The thing about brutally murdering one out of every four of your country’s citizens, concentrating on judges, artists, musicians, dancers, and the most educated and productive in the land, is that the gap created in collective memory is severed and so profound that it’s almost impossible to reconstruct. The few survivors of Pol Pot labored long and hard to rebuild their tragically lost culture, in some cases going so far as having to explain to the citizens why the dance was so important to Khmer Culture.

We saw a banner advertising a traditional dance program at the theater in the National Museum complex and booked seats after a day of touring the Killing Fields. We’d seen a lot of Indonesian and Malaysian dance this season, usually as a welcome ceremony for us cruisers so we were curious to see Cambodian dance. The good news was that the center was just a block from our hotel.

The performance was preceded by a beautiful and inspiring film on the national effort to regain their cultural roots. Aging artists, musicians and dancers who had survived the genocide were identified and brought together with young aspiring performers to rebuild the generational links and pass on the traditional arts.

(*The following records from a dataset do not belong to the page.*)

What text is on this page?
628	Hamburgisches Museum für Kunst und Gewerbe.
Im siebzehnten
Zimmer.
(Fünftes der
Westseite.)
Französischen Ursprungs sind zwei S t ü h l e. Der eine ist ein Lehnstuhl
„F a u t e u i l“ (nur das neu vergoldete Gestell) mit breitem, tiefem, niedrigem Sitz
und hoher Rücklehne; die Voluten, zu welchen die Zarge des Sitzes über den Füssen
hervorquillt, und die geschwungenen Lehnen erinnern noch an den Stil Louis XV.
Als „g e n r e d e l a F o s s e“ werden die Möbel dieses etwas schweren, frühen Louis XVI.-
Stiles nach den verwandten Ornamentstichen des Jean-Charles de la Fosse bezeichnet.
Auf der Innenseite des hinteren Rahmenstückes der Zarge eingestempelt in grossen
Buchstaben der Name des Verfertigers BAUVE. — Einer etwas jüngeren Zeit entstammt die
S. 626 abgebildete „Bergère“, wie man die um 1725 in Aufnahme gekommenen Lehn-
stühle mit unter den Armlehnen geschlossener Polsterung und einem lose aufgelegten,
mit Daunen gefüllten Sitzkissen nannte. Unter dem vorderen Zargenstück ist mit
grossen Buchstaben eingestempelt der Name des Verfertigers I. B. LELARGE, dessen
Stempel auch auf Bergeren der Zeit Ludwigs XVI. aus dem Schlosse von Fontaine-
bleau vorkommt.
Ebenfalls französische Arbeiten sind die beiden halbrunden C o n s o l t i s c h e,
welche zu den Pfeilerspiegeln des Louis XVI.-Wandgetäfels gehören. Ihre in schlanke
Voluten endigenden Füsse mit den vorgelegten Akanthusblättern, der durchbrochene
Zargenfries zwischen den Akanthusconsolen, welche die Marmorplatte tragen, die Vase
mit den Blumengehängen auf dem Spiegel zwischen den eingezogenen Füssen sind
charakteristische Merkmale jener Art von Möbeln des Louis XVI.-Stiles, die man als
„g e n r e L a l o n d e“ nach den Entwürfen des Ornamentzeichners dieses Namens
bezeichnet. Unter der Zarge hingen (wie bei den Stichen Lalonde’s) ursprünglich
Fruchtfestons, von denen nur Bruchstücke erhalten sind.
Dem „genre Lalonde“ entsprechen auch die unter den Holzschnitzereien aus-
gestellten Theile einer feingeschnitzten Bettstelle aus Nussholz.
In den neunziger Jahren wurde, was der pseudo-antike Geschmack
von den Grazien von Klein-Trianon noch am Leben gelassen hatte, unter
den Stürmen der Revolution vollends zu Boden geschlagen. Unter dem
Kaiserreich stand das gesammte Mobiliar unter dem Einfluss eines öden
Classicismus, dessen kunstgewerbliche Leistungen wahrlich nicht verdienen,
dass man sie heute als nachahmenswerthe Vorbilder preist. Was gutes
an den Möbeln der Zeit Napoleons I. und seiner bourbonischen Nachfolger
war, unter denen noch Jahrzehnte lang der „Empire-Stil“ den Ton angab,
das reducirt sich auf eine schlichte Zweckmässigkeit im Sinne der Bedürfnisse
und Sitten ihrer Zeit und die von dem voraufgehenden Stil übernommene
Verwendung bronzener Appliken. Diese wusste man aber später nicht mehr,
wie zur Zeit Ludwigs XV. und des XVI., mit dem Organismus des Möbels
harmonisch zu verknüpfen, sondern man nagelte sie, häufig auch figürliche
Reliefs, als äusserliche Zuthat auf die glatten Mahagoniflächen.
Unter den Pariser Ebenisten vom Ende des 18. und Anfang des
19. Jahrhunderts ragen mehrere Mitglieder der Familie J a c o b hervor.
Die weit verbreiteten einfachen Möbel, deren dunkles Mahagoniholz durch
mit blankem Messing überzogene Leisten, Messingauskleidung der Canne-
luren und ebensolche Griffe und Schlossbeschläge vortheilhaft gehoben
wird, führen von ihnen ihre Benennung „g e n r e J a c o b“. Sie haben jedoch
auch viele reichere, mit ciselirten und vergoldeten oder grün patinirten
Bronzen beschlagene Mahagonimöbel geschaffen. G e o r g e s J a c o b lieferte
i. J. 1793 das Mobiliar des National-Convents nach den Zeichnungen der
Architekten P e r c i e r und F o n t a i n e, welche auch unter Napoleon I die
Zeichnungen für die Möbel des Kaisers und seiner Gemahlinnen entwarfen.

From the first movement of the newly minted dancers I was struck by how strangely familiar some of the poses were and then it hit me. We’d just just spent four days staring in awe at bas-relief warriors and dancers carved into the ancient sandstone walls of Angkor Wat doing much the same thing.

Most of the pieces featured the noble Khmer peasants harvesting rice, or planting rice, or eating rice.

These are the same peasants Pol Pot browbeat into becoming the fearsome heartless murderers of the Khmer Rouge. Hard to understand but there it is. These are the people that brought us the Killing Fields but after the Vietnamese overthrew the Khmer Rouge, other than a few leaders, there was very little revenge killing. Even Pol Pot was left to his own devises, dying of old age in a little town up in the mountains, kind of a “we’ll leave you alone if you leave us alone arrangement.”

Seeing the bright, enthusiastic faces of these young performers erased much of the horror we learned about earlier in the day and we joined them in celebrating the human spirit.